Ce peuple sous surveillance et encagé réclamait « liberté, travail, dignité ». Au manque de liberté s’ajoutaient désormais les ravages de la crise du capitalisme mondialisé dont les travailleurs tunisiens sont devenus des fantassins de premiers rangs sous couvert de la théorie en vogue de la « baisse du coût du travail » et de l’efficacité de la « concurrence ».

Ainsi l’étincelle a été allumée avec l’immolation par le feu d’un jeune homme de 26 ans, humilié comme tous les autres, bardé de diplômes mais jeté dans l’impasse du chômage. Ce mouvement est venu des profondeurs d’une société qui ne supportait plus d’étouffer pendant que la famille de la caste au pouvoir régentait leur vie et s’accaparait les richesses du pays. Le mouvement social est vite devenu un mouvement populaire et politique. La révolution du jasmin est d’une grande portée mondiale.

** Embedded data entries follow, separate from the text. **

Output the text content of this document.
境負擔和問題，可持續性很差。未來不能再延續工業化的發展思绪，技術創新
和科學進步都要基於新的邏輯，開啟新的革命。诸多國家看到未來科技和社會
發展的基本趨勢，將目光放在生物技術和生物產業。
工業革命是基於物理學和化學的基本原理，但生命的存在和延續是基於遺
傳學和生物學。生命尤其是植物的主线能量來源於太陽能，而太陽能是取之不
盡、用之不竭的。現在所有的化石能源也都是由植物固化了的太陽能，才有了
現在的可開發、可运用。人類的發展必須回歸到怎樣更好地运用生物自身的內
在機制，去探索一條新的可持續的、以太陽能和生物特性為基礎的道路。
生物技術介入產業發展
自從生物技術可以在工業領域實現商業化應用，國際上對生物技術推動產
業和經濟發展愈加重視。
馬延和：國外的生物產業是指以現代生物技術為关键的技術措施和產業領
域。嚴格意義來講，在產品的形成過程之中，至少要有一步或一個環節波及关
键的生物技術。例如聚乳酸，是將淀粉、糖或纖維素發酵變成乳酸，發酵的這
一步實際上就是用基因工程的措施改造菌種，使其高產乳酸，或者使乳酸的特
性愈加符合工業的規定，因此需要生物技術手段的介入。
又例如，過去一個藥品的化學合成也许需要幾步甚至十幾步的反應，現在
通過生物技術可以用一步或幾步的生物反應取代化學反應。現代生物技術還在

Les tunisiens viennent de démonter que les puissants assis sur des trônes, même soutenus par ce que l’on appelle « la communauté internationale », peuvent avoir la solidité d’un château de cartes quand, dans l’unité, le peuple prend son destin en mains. Il en est toujours ainsi. Dès lors qu’un peuple prend conscience de sa force, de ses intérêts communs, rien ne peut lui résister. Dès lors que prime le rassemblement dans la diversité, l’unité populaire, il devient plus fort que la minorité qui l’exploite, le spolie et l’humilie

Le mouvement général de l’humanité est de ce côté. Il condamne à plus ou moins brève échéance tous les autocrates, tous les despotes, tous les menteurs, tous les corrupteurs et corrompus, toutes les oligarchies de la terre. Même en utilisant la tactique de la reculade pour tenter de calmer la colère des tunisiens, le dictateur Ben Ali a produit l’effet inverse car trop de mensonges font qu’un jour la parole d’un président ne vaut plus rien. De ses châteaux, il ne croyait pas que la revendication en apparence sociale était avant tout la demande que « Ben Ali dégage ». La demande d’un changement de pouvoir, de politique, de régime. La demande irrépressible de démocratie et de justice. Deux aspirations universelles qui parcourent en ce moment même la planète au cœur de la crise du capitalisme mondialisé. C’est aussi la première révolution mûrie dans une combinaison de la rue et de l’internet, dans le partage d’informations, de sentiments, d’analyses, l’organisation de rassemblements. Ceux qui, comme le gouvernement français et les autorités européennes, ont soutenu Ben Ali jusqu’à la dernière minute, auront une nouvelle fois démontré à quel point ils sont éloignés des réalités, insensibles aux battements de cœur des sociétés et des peuples.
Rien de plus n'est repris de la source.